Speaking at the Botswana Ash (BOTASH) five million fatality free shifts celebrations in Sowa Township, the minister showered praises on the mining industry over its high safet, health and environment ( She), record.
He in the 15 year period of 1998 to 2013, the number of serious injuries in the Botswana mining industry reported to the Department of mines reduced from 73 to 16.
“The number of fatal accidents has also decreased from 10 to 2 over the same period. This reduction in injuries is even more impressive as employment in the industry increased by 25 percent over that period,” said Batsu.
The mining industry around the world, with its large and complex, stationary as well as mobile equipment, presents a high risk, not only to the safety and health of employees, but even the general public and the safety of the expensive equipment used in production.
“This decrease in injury incidents is indeed commendable but we must never be complacent. Your attitude of zero tolerance with respect to unsafe acts and omissions must continue as this is the only way to maintain your incident free work environment,” urged Batshu.
The minister also said that special protocols to address fatality risks are the best way to reduce incidence of fatalities in the workplace. He said that the first step is to identify all the risks of fatal injury and systematically design protocols to reduce them. He said that the first achievement on that regard would be the eliminated risk.
“Where risks cannot be eliminated, the next step is to substitute the material or process to reduce the risk. If this too cannot be done, a complete redesign of the process to reduce risk must follow,” he said.
The minister added that provision of personal protective equipment is the last control measure to be instituted to prevent injury. He further said that it is very important that mines are committed to safety and health as much as their dedication to making profits.
The minister explained that since government has since 1970 shown commitment to the promotion of occupational safety and health through the enactment of various statutes such as the Factories Act, the Mines, Quarries, Works and Machinery Act, the Atmospheric Pollution Act, the Agrochemicals Act and the Radiation Protection Act.
“All these laws bear testimony to the position of government with regard to safety and health standards in the mining industry,” said Batshu.
He added that his ministry was assigned responsibility for safety and health through Government Notice Number 356 of 6th September 2002.
The minister further explained that his ministry has also prepared a draft national policy on occupational health and safety which is due to be circulated to government ministries.
“As government we will continue to work closely with the private sector in improving and putting in place the right instruments that will support businesses in the country in promoting safety and health in the workplace,” he said.
Speaking at the same event, Botswana Chamber of Mines (BCM) chief executive officer Charles Siwawa said that it is pleasing to see that there are significant exploration activities taking place in the country which will soon be turned into operational mines.

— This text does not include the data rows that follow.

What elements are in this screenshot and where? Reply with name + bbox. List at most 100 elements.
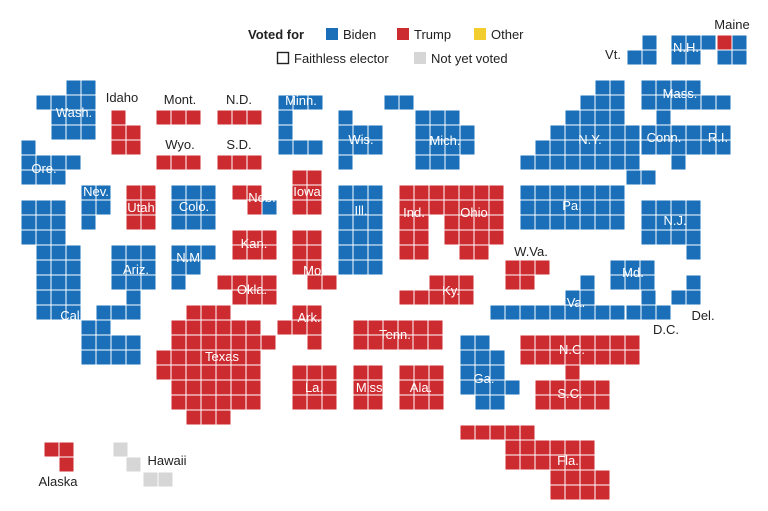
state-label-kansas: Kan. xyxy=(241,236,268,251)
ev-cell-texas-9 xyxy=(215,334,232,351)
ev-cell-montana-2 xyxy=(185,109,202,126)
ev-cell-missouri-3 xyxy=(306,244,323,261)
ev-cell-texas-18 xyxy=(170,364,187,381)
state-label-hawaii: Hawaii xyxy=(147,453,186,468)
ev-cell-ohio-17 xyxy=(473,244,490,261)
ev-cell-georgia-12 xyxy=(489,394,506,411)
ev-cell-pennsylvania-11 xyxy=(579,199,596,216)
ev-cell-georgia-11 xyxy=(474,394,491,411)
ev-cell-pennsylvania-1 xyxy=(534,184,551,201)
state-label-louisiana: La. xyxy=(305,380,323,395)
ev-cell-south-carolina-0 xyxy=(534,379,551,396)
ev-cell-alaska-0 xyxy=(43,441,60,458)
ev-cell-south-dakota-0 xyxy=(216,154,233,171)
state-label-new-jersey: N.J. xyxy=(663,213,686,228)
ev-cell-new-york-1 xyxy=(609,79,626,96)
ev-cell-florida-22 xyxy=(564,484,581,501)
ev-cell-mississippi-1 xyxy=(367,364,384,381)
ev-cell-florida-6 xyxy=(519,439,536,456)
ev-cell-new-york-16 xyxy=(549,139,566,156)
state-label-south-carolina: S.C. xyxy=(557,386,582,401)
ev-cell-michigan-4 xyxy=(444,109,461,126)
ev-cell-pennsylvania-15 xyxy=(534,214,551,231)
ev-cell-massachusetts-9 xyxy=(715,94,732,111)
ev-cell-colorado-0 xyxy=(170,184,187,201)
ev-cell-montana-0 xyxy=(155,109,172,126)
ev-cell-florida-17 xyxy=(549,469,566,486)
ev-cell-new-hampshire-4 xyxy=(700,34,717,51)
state-label-mississippi: Miss. xyxy=(356,380,386,395)
ev-cell-texas-19 xyxy=(185,364,202,381)
ev-cell-hawaii-0 xyxy=(112,441,129,458)
ev-cell-california-4 xyxy=(35,214,52,231)
ev-cell-utah-0 xyxy=(125,184,142,201)
ev-cell-new-york-7 xyxy=(594,109,611,126)
state-label-georgia: Ga. xyxy=(474,371,495,386)
ev-cell-utah-1 xyxy=(140,184,157,201)
ev-cell-colorado-7 xyxy=(185,214,202,231)
legend-title: Voted for xyxy=(248,27,304,42)
ev-cell-arizona-10 xyxy=(125,304,142,321)
ev-cell-california-11 xyxy=(65,244,82,261)
ev-cell-ohio-15 xyxy=(488,229,505,246)
ev-cell-california-10 xyxy=(50,244,67,261)
ev-cell-new-york-0 xyxy=(594,79,611,96)
ev-cell-florida-1 xyxy=(474,424,491,441)
ev-cell-ohio-13 xyxy=(458,229,475,246)
state-label-new-mexico: N.M. xyxy=(176,250,203,265)
state-label-vermont: Vt. xyxy=(605,47,621,62)
ev-cell-arkansas-5 xyxy=(276,319,293,336)
ev-cell-california-35 xyxy=(125,349,142,366)
state-label-florida: Fla. xyxy=(557,453,579,468)
ev-cell-florida-20 xyxy=(594,469,611,486)
ev-cell-south-dakota-1 xyxy=(231,154,248,171)
ev-cell-california-14 xyxy=(65,259,82,276)
ev-cell-virginia-7 xyxy=(549,304,566,321)
state-label-idaho: Idaho xyxy=(106,90,139,105)
ev-cell-new-jersey-11 xyxy=(685,229,702,246)
ev-cell-california-13 xyxy=(50,259,67,276)
ev-cell-california-0 xyxy=(20,199,37,216)
ev-cell-wisconsin-0 xyxy=(337,109,354,126)
state-label-iowa: Iowa xyxy=(293,184,321,199)
ev-cell-washington-8 xyxy=(80,79,97,96)
ev-cell-texas-39 xyxy=(185,409,202,426)
ev-cell-tennessee-10 xyxy=(412,334,429,351)
ev-cell-north-carolina-15 xyxy=(624,349,641,366)
ev-cell-utah-4 xyxy=(125,214,142,231)
ev-cell-georgia-4 xyxy=(489,349,506,366)
state-label-oklahoma: Okla. xyxy=(237,282,267,297)
ev-cell-arizona-6 xyxy=(110,274,127,291)
ev-cell-louisiana-8 xyxy=(321,394,338,411)
ev-cell-florida-0 xyxy=(459,424,476,441)
ev-cell-ohio-8 xyxy=(443,214,460,231)
ev-cell-south-dakota-2 xyxy=(246,154,263,171)
ev-cell-new-york-8 xyxy=(609,109,626,126)
ev-cell-pennsylvania-20 xyxy=(609,214,626,231)
ev-cell-new-york-14 xyxy=(624,124,641,141)
ev-cell-texas-33 xyxy=(215,394,232,411)
ev-cell-texas-12 xyxy=(170,349,187,366)
ev-cell-pennsylvania-0 xyxy=(519,184,536,201)
ev-cell-iowa-4 xyxy=(291,199,308,216)
ev-cell-florida-11 xyxy=(504,454,521,471)
ev-cell-illinois-8 xyxy=(367,214,384,231)
ev-cell-new-york-29 xyxy=(609,154,626,171)
ev-cell-california-34 xyxy=(110,349,127,366)
ev-cell-montana-1 xyxy=(170,109,187,126)
ev-cell-colorado-1 xyxy=(185,184,202,201)
ev-cell-tennessee-5 xyxy=(427,319,444,336)
legend-label-biden: Biden xyxy=(343,27,376,42)
ev-cell-tennessee-11 xyxy=(427,334,444,351)
ev-cell-texas-38 xyxy=(215,304,232,321)
ev-cell-texas-24 xyxy=(170,379,187,396)
ev-cell-florida-2 xyxy=(489,424,506,441)
ev-cell-iowa-1 xyxy=(306,169,323,186)
legend-label-trump: Trump xyxy=(414,27,451,42)
ev-cell-pennsylvania-17 xyxy=(564,214,581,231)
ev-cell-pennsylvania-6 xyxy=(609,184,626,201)
ev-cell-rhode-island-3 xyxy=(715,139,732,156)
ev-cell-alabama-8 xyxy=(428,394,445,411)
ev-cell-texas-30 xyxy=(170,394,187,411)
state-label-north-dakota: N.D. xyxy=(226,92,252,107)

“This is a welcome development for the country as in the majority of cases these exploration activities will eventually be turned into operational mines. This will also create employment for Batswana and will also boost our economy,” he said.
He however said that mines come with challenges on the safety, health and environmental sectors.
Siwawa said that in the drafting of its constitution, BCM took a strategic position to allow exploration companies eligibility for membership such that safety, health and environmental issues are dealt with earlier during the mining process.
“These will inculcate responsibility towards the safety, health and environment at an early stage during development minerals,” he said,
BCM chief said mining activities have intrinsic occupational risks which must be managed to protect employees and machinery. He further commended the unions for their positive contribution towards safety, health and environment issues.
In conclusion he commended BOTASH for its adherence to high safety and environmental health standards.